Zombie Fluxx is a spin on the original Fluxx where the rules and goals are constantly changing. It’s most unique quality, of course, is the content set on each card’s surface. “The card’s planar surface also excels as a support for text, color, pattern, icons, and many other forms of art and design” (Altice pg. 38). Many of the cards printed with images of zombies and survival gear, supplemented with both a description of its purpose and flavor text unique to this post-apocalypse world. The back of each cards are uniformly black with the title printed in white.

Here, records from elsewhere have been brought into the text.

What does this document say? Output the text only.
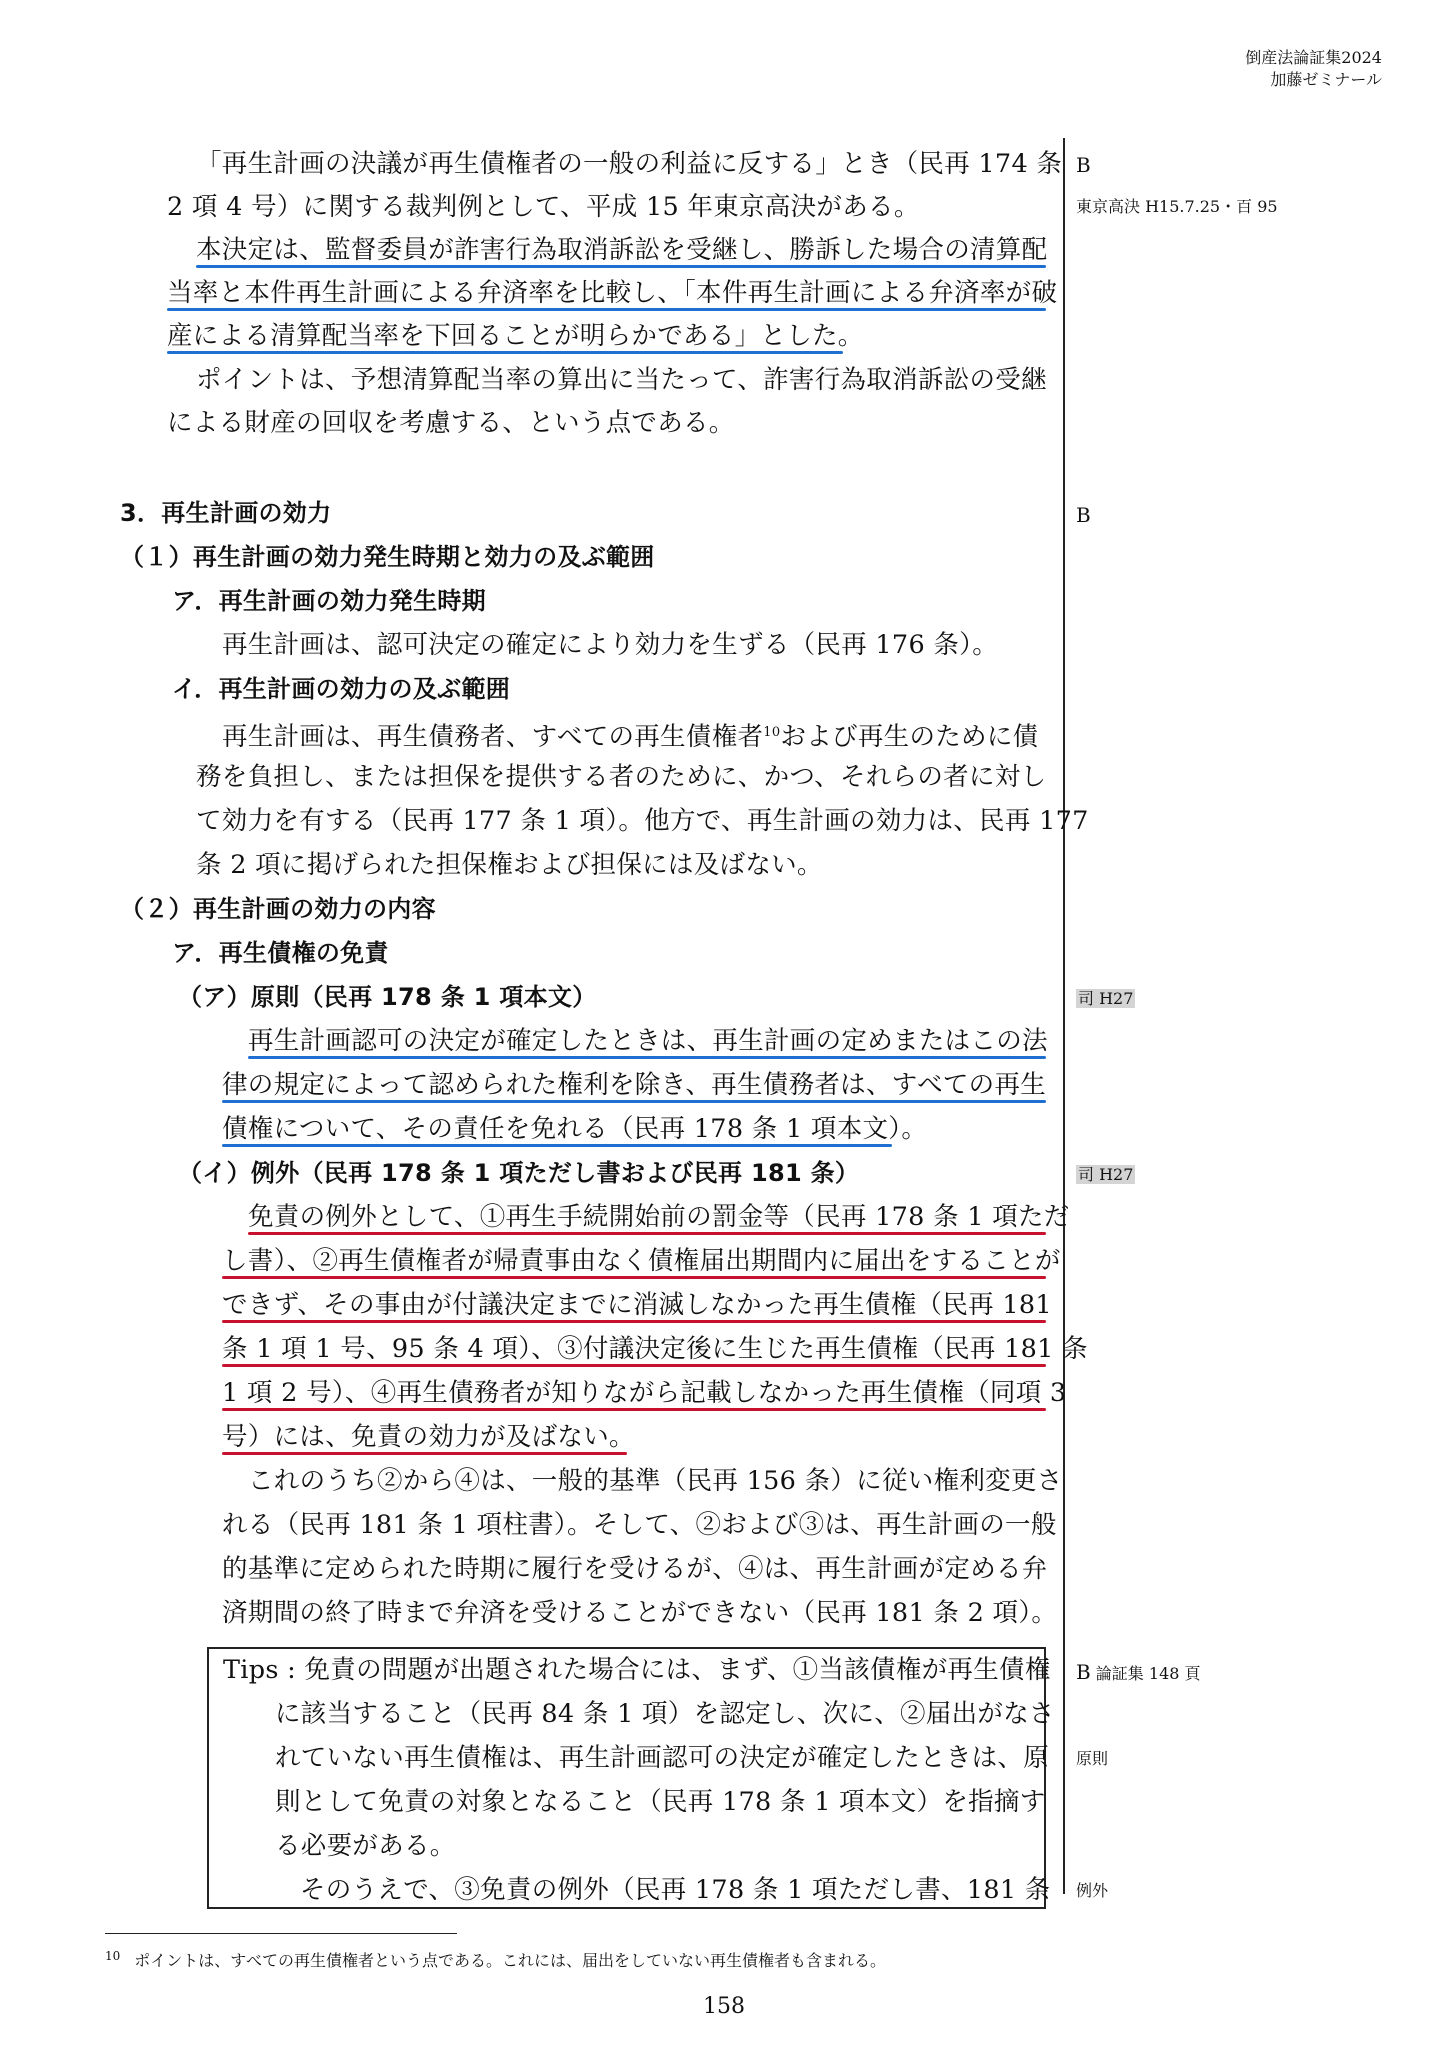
倒産法論証集2024
加藤ゼミナール
「再生計画の決議が再生債権者の一般の利益に反する」とき（民再 174 条
2 項 4 号）に関する裁判例として、平成 15 年東京高決がある。
本決定は、監督委員が詐害行為取消訴訟を受継し、勝訴した場合の清算配
当率と本件再生計画による弁済率を比較し、「本件再生計画による弁済率が破
産による清算配当率を下回ることが明らかである」とした。
ポイントは、予想清算配当率の算出に当たって、詐害行為取消訴訟の受継
による財産の回収を考慮する、という点である。
3．再生計画の効力
（１）再生計画の効力発生時期と効力の及ぶ範囲
ア．再生計画の効力発生時期
再生計画は、認可決定の確定により効力を生ずる（民再 176 条）。
イ．再生計画の効力の及ぶ範囲
再生計画は、再生債務者、すべての再生債権者$^{10}$および再生のために債
務を負担し、または担保を提供する者のために、かつ、それらの者に対し
て効力を有する（民再 177 条 1 項）。他方で、再生計画の効力は、民再 177
条 2 項に掲げられた担保権および担保には及ばない。
（２）再生計画の効力の内容
ア．再生債権の免責
（ア）原則（民再 178 条 1 項本文）
再生計画認可の決定が確定したときは、再生計画の定めまたはこの法
律の規定によって認められた権利を除き、再生債務者は、すべての再生
債権について、その責任を免れる（民再 178 条 1 項本文）。
（イ）例外（民再 178 条 1 項ただし書および民再 181 条）
免責の例外として、①再生手続開始前の罰金等（民再 178 条 1 項ただ
し書）、②再生債権者が帰責事由なく債権届出期間内に届出をすることが
できず、その事由が付議決定までに消滅しなかった再生債権（民再 181
条 1 項 1 号、95 条 4 項）、③付議決定後に生じた再生債権（民再 181 条
1 項 2 号）、④再生債務者が知りながら記載しなかった再生債権（同項 3
号）には、免責の効力が及ばない。
これのうち②から④は、一般的基準（民再 156 条）に従い権利変更さ
れる（民再 181 条 1 項柱書）。そして、②および③は、再生計画の一般
的基準に定められた時期に履行を受けるが、④は、再生計画が定める弁
済期間の終了時まで弁済を受けることができない（民再 181 条 2 項）。
Tips : 免責の問題が出題された場合には、まず、①当該債権が再生債権
に該当すること（民再 84 条 1 項）を認定し、次に、②届出がなさ
れていない再生債権は、再生計画認可の決定が確定したときは、原
則として免責の対象となること（民再 178 条 1 項本文）を指摘す
る必要がある。
そのうえで、③免責の例外（民再 178 条 1 項ただし書、181 条
B
東京高決 H15.7.25・百 95
B
司 H27
司 H27
B 論証集 148 頁
原則
例外
$^{10}$ ポイントは、すべての再生債権者という点である。これには、届出をしていない再生債権者も含まれる。
158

“Touching implies proximity and proximity demands a shared space” (Altice pg. 50). Zombie Fluxx relies heavily on the structure of the play space. Cards are constantly moved in and out of play, and multiple cards can be drawn and played at once. The active cards and the discard pile are both constantly used. Some cards require direct player interaction like taking cards from everyone’s hands or giving away cards that the player chose.

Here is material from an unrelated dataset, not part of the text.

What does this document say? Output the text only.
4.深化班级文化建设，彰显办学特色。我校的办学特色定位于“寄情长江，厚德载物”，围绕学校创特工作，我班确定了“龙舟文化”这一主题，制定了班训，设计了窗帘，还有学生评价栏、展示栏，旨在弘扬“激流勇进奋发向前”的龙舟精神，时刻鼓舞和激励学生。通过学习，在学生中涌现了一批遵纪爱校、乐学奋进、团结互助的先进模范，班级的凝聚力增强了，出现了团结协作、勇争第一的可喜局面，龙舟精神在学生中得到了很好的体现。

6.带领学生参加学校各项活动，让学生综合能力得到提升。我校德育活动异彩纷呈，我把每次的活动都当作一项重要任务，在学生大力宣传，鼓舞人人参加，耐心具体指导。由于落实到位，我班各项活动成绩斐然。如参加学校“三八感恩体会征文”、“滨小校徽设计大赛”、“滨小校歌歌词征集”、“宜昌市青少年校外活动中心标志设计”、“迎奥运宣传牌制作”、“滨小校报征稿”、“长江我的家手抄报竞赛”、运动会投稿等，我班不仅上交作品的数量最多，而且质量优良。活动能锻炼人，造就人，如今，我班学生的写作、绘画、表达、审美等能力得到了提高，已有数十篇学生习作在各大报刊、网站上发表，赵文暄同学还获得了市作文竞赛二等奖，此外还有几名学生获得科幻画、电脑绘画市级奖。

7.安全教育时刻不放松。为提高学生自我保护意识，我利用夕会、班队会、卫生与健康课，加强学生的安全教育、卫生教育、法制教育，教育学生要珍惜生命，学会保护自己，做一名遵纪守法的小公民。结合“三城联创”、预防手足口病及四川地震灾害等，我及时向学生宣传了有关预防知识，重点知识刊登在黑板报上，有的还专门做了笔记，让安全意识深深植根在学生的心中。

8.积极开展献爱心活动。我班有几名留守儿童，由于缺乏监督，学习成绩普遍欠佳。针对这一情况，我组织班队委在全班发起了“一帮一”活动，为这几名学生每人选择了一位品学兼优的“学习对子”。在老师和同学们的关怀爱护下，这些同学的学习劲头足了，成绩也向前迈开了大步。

“Card arrangements can describe metaphorical, narrative, representational, geographic, and other hybrid spaces” (Altice pg. 47). Working off of the heavy player interaction, the assortment of cards in play is essential to understanding goals. The position of the draw/play cards are always on top of the basic rules card, but the position of everything else is up to the players. All cards are used, and discarded cards can come back into play or be reshuffled, and the amount of cards a player holds can fluctuate.

“Since cards are planar and uniform, they can be grouped into sets, counted, sorted, ranked, indexed, and ordered” (Altice pg. 42). The game is comprised of six card types. There are the basic rules, action cards, goal cards, and rule cards that determine the conditions of play, ever changing as they are stacked over one another and interchanged. The other two types are collectible cards known as Keepers or Creepers that can both help and hurt players in completing the current goal.

Compared to Zombie Fluxx, Village Green is a much lighter story set around winning points for having great gardens. Most of the cards have uniform floral patterning on the back but are separated into three colors, green for gardens, purple for awards, and blue for the start card. The other type of cards are village cards which serve as property. The number of cards used is even determined by the number of players in the game. Each award card has instructions and flower icons that correspond to icons on green cards. Green cards and village cards also have depictions of landscapes on them.

Each card has a particular place on an imagined grid in front of the players with award cards and the village card bordering the green cards. The arrangement of cards must also be regulated by the color and type of flower icons on the green cards. Flowers that do not have the same typing or color cannot be placed together. Players take turns buildings this grid with the option to replace and over cover previous cards so long as they stay within their card type’s boundaries. Though, each round only one card can be drawn from either the green or purple stack at a time.

The objective is to earn the most victory points from the award cards by lining up green cards on the grid. The instructions on the award card determine if a player gets positive or negative points, and the one with the most points at the end game scoring is considered the winner. Players rarely interact with each other except when drawing from shared piles, and no cards are re-used.